Just saw this. Thanks for doing that, Chris.

> Most notable about the changes is probably a bit hidden by the noise,
> but I've changed the Hit->raw_score to contain the overall score, not
> the "best domain" score.

So this brings up an interesting point. At some point, we'll have to  
build out a few additional SearchIO methods to incorporate some of the  
additional information encoded in the HMMER v3 reports.  Sean talks a  
bit in the user manual about the importance of looking at both the  
full sequence and the best domain (see page 18 in the manual linked to  
on this page http://hmmer.janelia.org/#documentation).  For example,  
he mentions that one should consider the e-value of both the full  
sequence and best domain to ascertain if the query is homologous to a  
profile being considered via hmmsearch.

He also mentions that looking at the full sequence report values  
without consideration of the best domain report values can be  
misleading. I'm not saying that your approach regarding Hit->raw_score  
is wrong - proper interpretation of the results is up to the end user  
and there are benefits to looking at the full sequence (again,  
communicated on page 18) - but we might consider how to best encode  
the SearchIO methods to mitigate end user confusion and mistakes.

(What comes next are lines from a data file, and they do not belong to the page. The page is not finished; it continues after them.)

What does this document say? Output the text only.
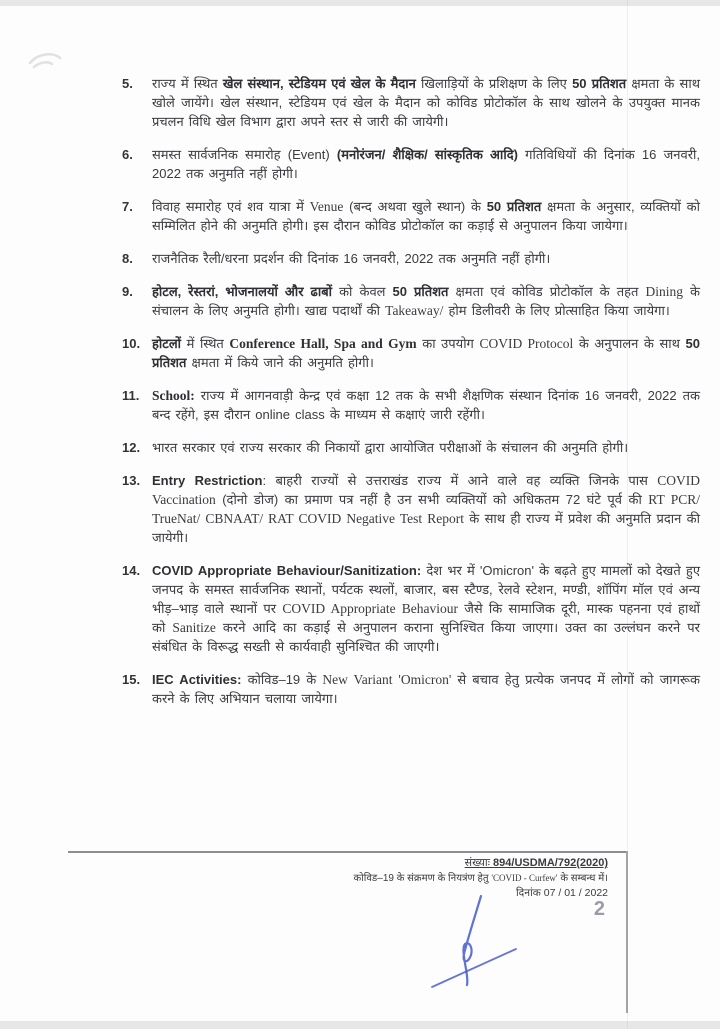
5.	राज्य में स्थित खेल संस्थान, स्टेडियम एवं खेल के मैदान खिलाड़ियों के प्रशिक्षण के लिए 50 प्रतिशत क्षमता के साथ खोले जायेंगे। खेल संस्थान, स्टेडियम एवं खेल के मैदान को कोविड प्रोटोकॉल के साथ खोलने के उपयुक्त मानक प्रचलन विधि खेल विभाग द्वारा अपने स्तर से जारी की जायेगी।
6.	समस्त सार्वजनिक समारोह (Event) (मनोरंजन/ शैक्षिक/ सांस्कृतिक आदि) गतिविधियों की दिनांक 16 जनवरी, 2022 तक अनुमति नहीं होगी।
7.	विवाह समारोह एवं शव यात्रा में Venue (बन्द अथवा खुले स्थान) के 50 प्रतिशत क्षमता के अनुसार, व्यक्तियों को सम्मिलित होने की अनुमति होगी। इस दौरान कोविड प्रोटोकॉल का कड़ाई से अनुपालन किया जायेगा।
8.	राजनैतिक रैली/धरना प्रदर्शन की दिनांक 16 जनवरी, 2022 तक अनुमति नहीं होगी।
9.	होटल, रेस्तरां, भोजनालयों और ढाबों को केवल 50 प्रतिशत क्षमता एवं कोविड प्रोटोकॉल के तहत Dining के संचालन के लिए अनुमति होगी। खाद्य पदार्थों की Takeaway/ होम डिलीवरी के लिए प्रोत्साहित किया जायेगा।
10. होटलों में स्थित Conference Hall, Spa and Gym का उपयोग COVID Protocol के अनुपालन के साथ 50 प्रतिशत क्षमता में किये जाने की अनुमति होगी।
11. School: राज्य में आगनवाड़ी केन्द्र एवं कक्षा 12 तक के सभी शैक्षणिक संस्थान दिनांक 16 जनवरी, 2022 तक बन्द रहेंगे, इस दौरान online class के माध्यम से कक्षाएं जारी रहेंगी।
12. भारत सरकार एवं राज्य सरकार की निकायों द्वारा आयोजित परीक्षाओं के संचालन की अनुमति होगी।
13. Entry Restriction: बाहरी राज्यों से उत्तराखंड राज्य में आने वाले वह व्यक्ति जिनके पास COVID Vaccination (दोनो डोज) का प्रमाण पत्र नहीं है उन सभी व्यक्तियों को अधिकतम 72 घंटे पूर्व की RT PCR/ TrueNat/ CBNAAT/ RAT COVID Negative Test Report के साथ ही राज्य में प्रवेश की अनुमति प्रदान की जायेगी।
14. COVID Appropriate Behaviour/Sanitization: देश भर में 'Omicron' के बढ़ते हुए मामलों को देखते हुए जनपद के समस्त सार्वजनिक स्थानों, पर्यटक स्थलों, बाजार, बस स्टैण्ड, रेलवे स्टेशन, मण्डी, शॉपिंग मॉल एवं अन्य भीड़–भाड़ वाले स्थानों पर COVID Appropriate Behaviour जैसे कि सामाजिक दूरी, मास्क पहनना एवं हाथों को Sanitize करने आदि का कड़ाई से अनुपालन कराना सुनिश्चित किया जाएगा। उक्त का उल्लंघन करने पर संबंधित के विरूद्ध सख्ती से कार्यवाही सुनिश्चित की जाएगी।
15. IEC Activities: कोविड–19 के New Variant 'Omicron' से बचाव हेतु प्रत्येक जनपद में लोगों को जागरूक करने के लिए अभियान चलाया जायेगा।
संख्याः 894/USDMA/792(2020)
कोविड–19 के संक्रमण के नियत्रंण हेतु 'COVID - Curfew' के सम्बन्ध में।
दिनांक 07 / 01 / 2022
2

>> Trying to integrate hmmer3 into the old hmmer searchIO module was the
>> original idea. But after talking to some of the BioPerl gurus and
>> considering the inherent differences between hmmer3 and hmmer2 (at
>> least during beta, though there are still some major output report
>> differences in the live release), we decided as separate module would
>> be ideal.
>
> Some of the folks on IRC suggested that we might want to integrate the
> hmmer.pm parser as well, modularizing this a bit and loading the  
> correct
> parser depending on the requested format.

This might make sense, given that HMMER v3 is now live and seems to be  
adopted by researchers at an increasing rate. Since I used hmmer.pm as  
a template for hmmer3.pm, it shouldn't be too difficult to do,  
either.  I think a thorough conversation on this point is warranted as  
others I've talked to have preferred the modules to be separate.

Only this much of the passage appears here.